Ik weet het niet, maar er zijn vast nog wel wat geloofsconflicten die regelmatig de kop opsteken of milieurampen her en der. En een Europa dat kernenergie en aardgas tot ‘groene stroom’ bestempelen helpt natuurlijk ook niet mee. De lijst kan langer. Met de nodige pfas in onze mik zou je er depri van worden.
Maar dat worden we niet, want de radio geeft ons doodleuk de uitslagen van wielrennen, voetbal en tennis alsof er niets aan de hand is. De Mens is een meester in de andere kant op kijken, met een  vooruitschuifsysteem. Ik blijf het nieuws geboeid volgen: hoe alles langzaam afbrokkelt, gelijk de bergen in Zwitserland of Italië. Ik kan de wereld ook niet redden, dus kijk ik toe en doe wat ik nog wél kan doen.

En zet nog maar eens een muziekje op, want de ‘good old’ bibliotheek had nog wat leuke wereldmuziek voor mij te leen. Ik heb drie aardige cd’s waar ik iets over kan melden. Als oud-koorlid ben ik altijd nog wel wat geïnteresseerd in koorklanken, maar wat ik nú in huis heb gehaald is werkelijk verbluffend en haast vermoeiend.

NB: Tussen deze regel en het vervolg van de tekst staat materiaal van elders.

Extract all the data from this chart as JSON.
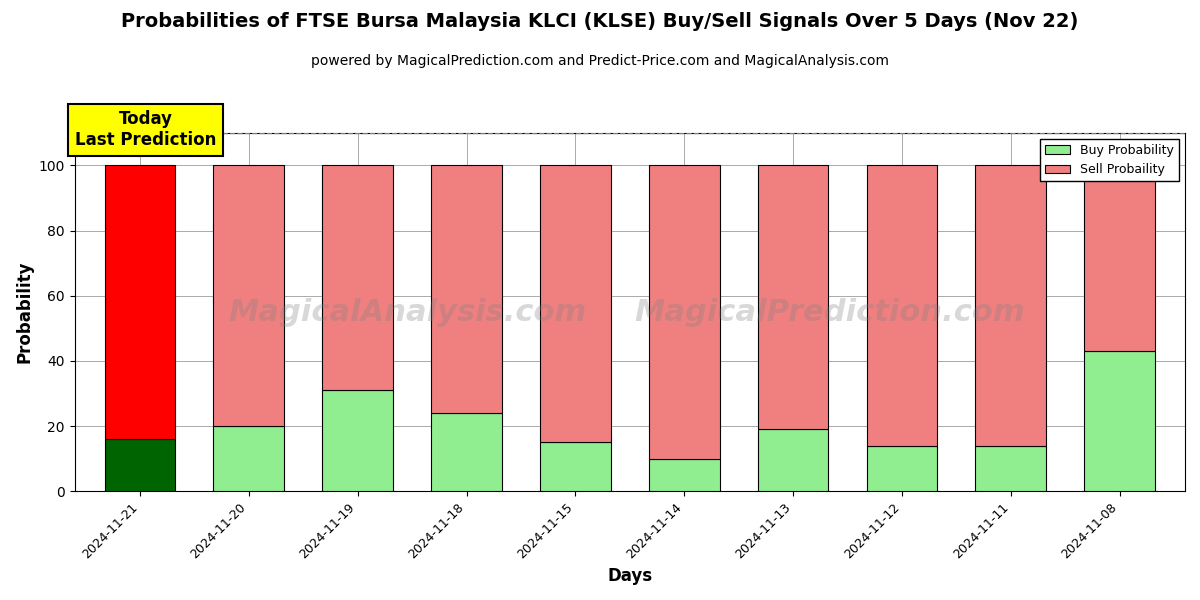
{
  "title": "Probabilities of FTSE Bursa Malaysia KLCI (KLSE) Buy/Sell Signals Over 5 Days (Nov 22)",
  "subtitle": "powered by MagicalPrediction.com and Predict-Price.com and MagicalAnalysis.com",
  "xlabel": "Days",
  "ylabel": "Probability",
  "categories": [
    "2024-11-21",
    "2024-11-20",
    "2024-11-19",
    "2024-11-18",
    "2024-11-15",
    "2024-11-14",
    "2024-11-13",
    "2024-11-12",
    "2024-11-11",
    "2024-11-08"
  ],
  "buy_values": [
    16,
    20,
    31,
    24,
    15,
    10,
    19,
    14,
    14,
    43
  ],
  "sell_values": [
    84,
    80,
    69,
    76,
    85,
    90,
    81,
    86,
    86,
    57
  ],
  "buy_color_today": "#006400",
  "sell_color_today": "#FF0000",
  "buy_color_rest": "#90EE90",
  "sell_color_rest": "#F08080",
  "bar_edge_color": "black",
  "bar_edge_width": 0.8,
  "today_label_bg": "#FFFF00",
  "today_label_text": "Today\nLast Prediction",
  "watermark_text1": "MagicalAnalysis.com",
  "watermark_text2": "MagicalPrediction.com",
  "ylim": [
    0,
    110
  ],
  "dashed_line_y": 110,
  "grid_color": "#AAAAAA",
  "legend_buy_label": "Buy Probability",
  "legend_sell_label": "Sell Probaility",
  "figsize": [
    12,
    6
  ],
  "dpi": 100,
  "bar_width": 0.65
}
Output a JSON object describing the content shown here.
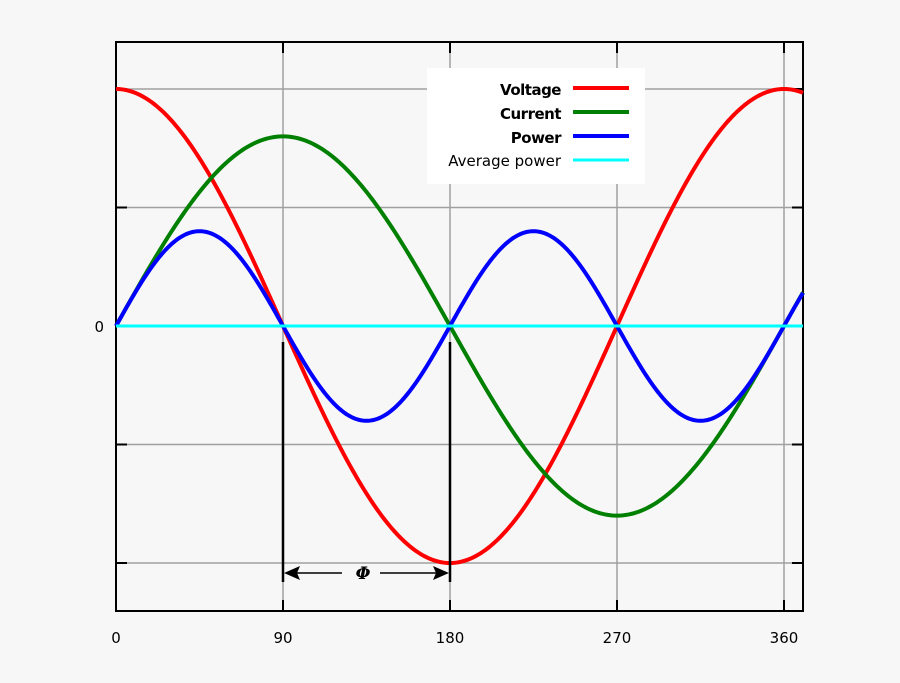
{
  "chart_data": {
    "type": "line",
    "title": "",
    "xlabel": "",
    "ylabel": "",
    "x_ticks": [
      0,
      90,
      180,
      270,
      360
    ],
    "x_tick_labels": [
      "0",
      "90",
      "180",
      "270",
      "360"
    ],
    "y_tick_labels": [
      "0"
    ],
    "xlim": [
      0,
      370
    ],
    "ylim": [
      -1.2,
      1.2
    ],
    "grid": true,
    "legend_position": "top-right",
    "series": [
      {
        "name": "Voltage",
        "color": "#ff0000",
        "formula": "cos(x)",
        "amplitude": 1.0,
        "phase_deg": 0,
        "x": [
          0,
          45,
          90,
          135,
          180,
          225,
          270,
          315,
          360
        ],
        "values": [
          1.0,
          0.71,
          0.0,
          -0.71,
          -1.0,
          -0.71,
          0.0,
          0.71,
          1.0
        ]
      },
      {
        "name": "Current",
        "color": "#008000",
        "formula": "0.8*sin(x)",
        "amplitude": 0.8,
        "phase_deg": 90,
        "x": [
          0,
          45,
          90,
          135,
          180,
          225,
          270,
          315,
          360
        ],
        "values": [
          0.0,
          0.57,
          0.8,
          0.57,
          0.0,
          -0.57,
          -0.8,
          -0.57,
          0.0
        ]
      },
      {
        "name": "Power",
        "color": "#0000ff",
        "formula": "0.4*sin(2x)",
        "amplitude": 0.4,
        "x": [
          0,
          45,
          90,
          135,
          180,
          225,
          270,
          315,
          360
        ],
        "values": [
          0.0,
          0.4,
          0.0,
          -0.4,
          0.0,
          0.4,
          0.0,
          -0.4,
          0.0
        ]
      },
      {
        "name": "Average power",
        "color": "#00ffff",
        "formula": "0",
        "x": [
          0,
          360
        ],
        "values": [
          0.0,
          0.0
        ]
      }
    ],
    "annotations": [
      {
        "text": "Φ",
        "type": "double-arrow",
        "from_x": 90,
        "to_x": 180,
        "description": "phase difference"
      }
    ]
  },
  "legend": {
    "items": [
      {
        "label": "Voltage",
        "color": "#ff0000"
      },
      {
        "label": "Current",
        "color": "#008000"
      },
      {
        "label": "Power",
        "color": "#0000ff"
      },
      {
        "label": "Average power",
        "color": "#00ffff"
      }
    ]
  },
  "axis": {
    "x_labels": [
      "0",
      "90",
      "180",
      "270",
      "360"
    ],
    "y_zero_label": "0"
  },
  "annotation": {
    "phi_label": "Φ"
  }
}
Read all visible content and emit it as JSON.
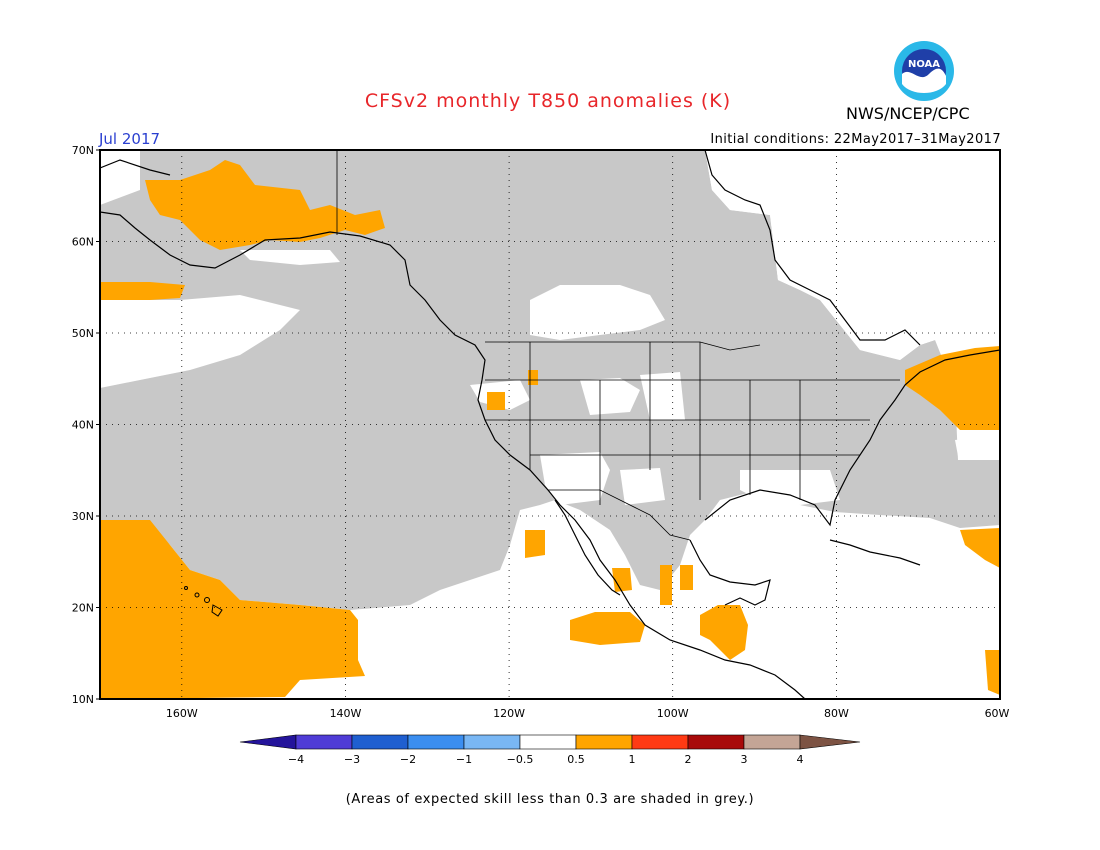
{
  "header": {
    "title": "CFSv2 monthly T850 anomalies (K)",
    "organization": "NWS/NCEP/CPC",
    "logo_text": "NOAA",
    "valid_month": "Jul 2017",
    "initial_conditions": "Initial conditions: 22May2017–31May2017"
  },
  "axes": {
    "lat_labels": [
      "70N",
      "60N",
      "50N",
      "40N",
      "30N",
      "20N",
      "10N"
    ],
    "lon_labels": [
      "160W",
      "140W",
      "120W",
      "100W",
      "80W",
      "60W"
    ]
  },
  "colorbar": {
    "labels": [
      "−4",
      "−3",
      "−2",
      "−1",
      "−0.5",
      "0.5",
      "1",
      "2",
      "3",
      "4"
    ],
    "colors": [
      "#24149b",
      "#4f3cd6",
      "#1f5fd0",
      "#3b8ef0",
      "#79b7f4",
      "#ffffff",
      "#ffa500",
      "#ff3a14",
      "#a80a0a",
      "#c4a596",
      "#7d5343"
    ]
  },
  "colors": {
    "low_skill": "#c8c8c8",
    "positive_anomaly": "#ffa500",
    "title": "#e8262a",
    "month": "#2a3fd0"
  },
  "footnote": "(Areas of expected skill less than 0.3 are shaded in grey.)"
}
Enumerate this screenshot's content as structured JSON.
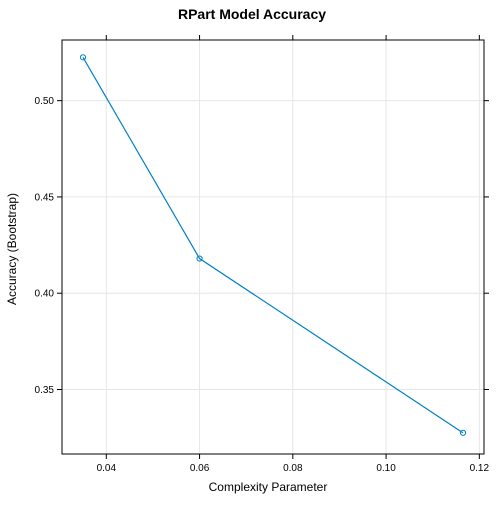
{
  "chart_data": {
    "type": "line",
    "title": "RPart Model Accuracy",
    "xlabel": "Complexity Parameter",
    "ylabel": "Accuracy (Bootstrap)",
    "xlim": [
      0.0305,
      0.121
    ],
    "ylim": [
      0.3165,
      0.5315
    ],
    "x_ticks": [
      0.04,
      0.06,
      0.08,
      0.1,
      0.12
    ],
    "x_tick_labels": [
      "0.04",
      "0.06",
      "0.08",
      "0.10",
      "0.12"
    ],
    "y_ticks": [
      0.35,
      0.4,
      0.45,
      0.5
    ],
    "y_tick_labels": [
      "0.35",
      "0.40",
      "0.45",
      "0.50"
    ],
    "grid": true,
    "series": [
      {
        "x": [
          0.035,
          0.06,
          0.1165
        ],
        "values": [
          0.5225,
          0.418,
          0.3275
        ],
        "color": "#0080C6"
      }
    ]
  }
}
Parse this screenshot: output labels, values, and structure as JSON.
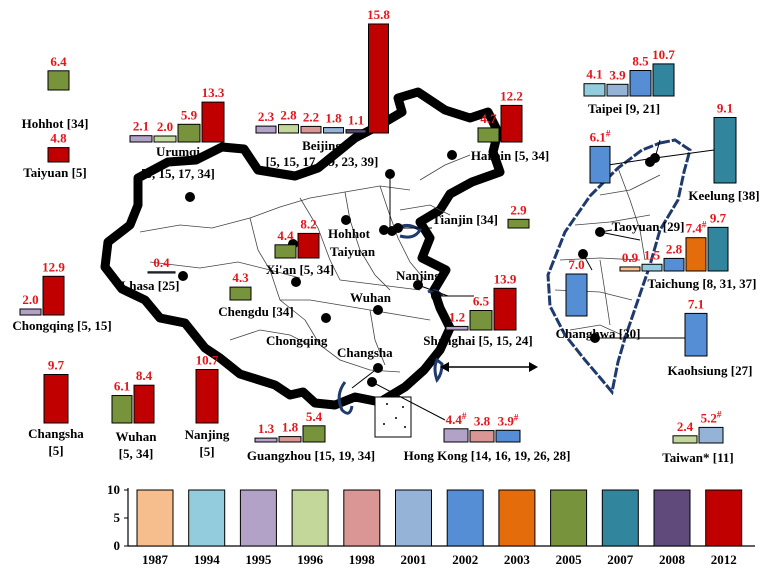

Zes geweldig krachtige stemmen van drie vrouwen en drie mannen brengen een intens geluid voort. Ze begeleiden zichzelf alleen met twee bastrommen, een tamboerijn en ritmisch handgeklap. Het duurde even om de taal te ontcijferen, maar dit koortje kom uit Occitanië, Frankrijk. Ze noemen zich San Salvador en een uur lang worden we omver geblazen met hun folkliederen. De ritmes van de zang gaan door elkaar heen, soms zachter als achtergrond op de lange melodielijnen, maar dan weer krachtig alle aandacht afdwingend. Alles klopt aan dit geluid en nergens hoor je een dipje in het gebodene.
Ooit zongen we bij ons Balkankoor Papucska het moeilijke Kroatische stuk Ladarke: vierstemmig, twee solo’s, soms drie ritmen door elkaar op het zelfde moment in het zes minuten durende stuk voor zo’n 30 stemmen. Het was vaak het slotstuk van ons concert en leverde vaak een daverend applaus op.

Maar hier gebeurt het zo goed als standaard en soms in stukken van bijna een kwartier. En als je dan denkt dat we bij het slot komen van het nummer, dan ontstaat er in de achtergrond of zacht in de voorgrond met een geheel ander ritme een soort doorstart van zo’n stuk met zo’n kracht, dat ik de neiging moet onderdrukken om de muziek wat zachter te draaien. Er gebeurt zoveel in de ritmen, – tegenritmen en opvolgende ritmen – dat het moeilijk is om alles te verwerken met de geest.

En gas terug nemen is er niet bij. Het is haast té vermoeiend om dit een uur lang vol te houden als luisteraar. Alles op volle sterkte en nergens een wat ingetogener moment. Alleen soms in de opening van een stuk, maar daarna weer constant ritmisch melodieus geweld, aanzwellend of afnemend, plotselinge stilte momenten om in een ander ritme weer door te denderen. Is het mooi? Zéker is dit knap. Ik ben er nog niet uit. Er bestaat zoiets als overdaad, hoe knap deze muziek ook is. Het titelstuk La grande folie van bijna 12 minuten begint zoals ik die van Bulgaarse koren ken, zoals Le Mystere des Voix Bulgares.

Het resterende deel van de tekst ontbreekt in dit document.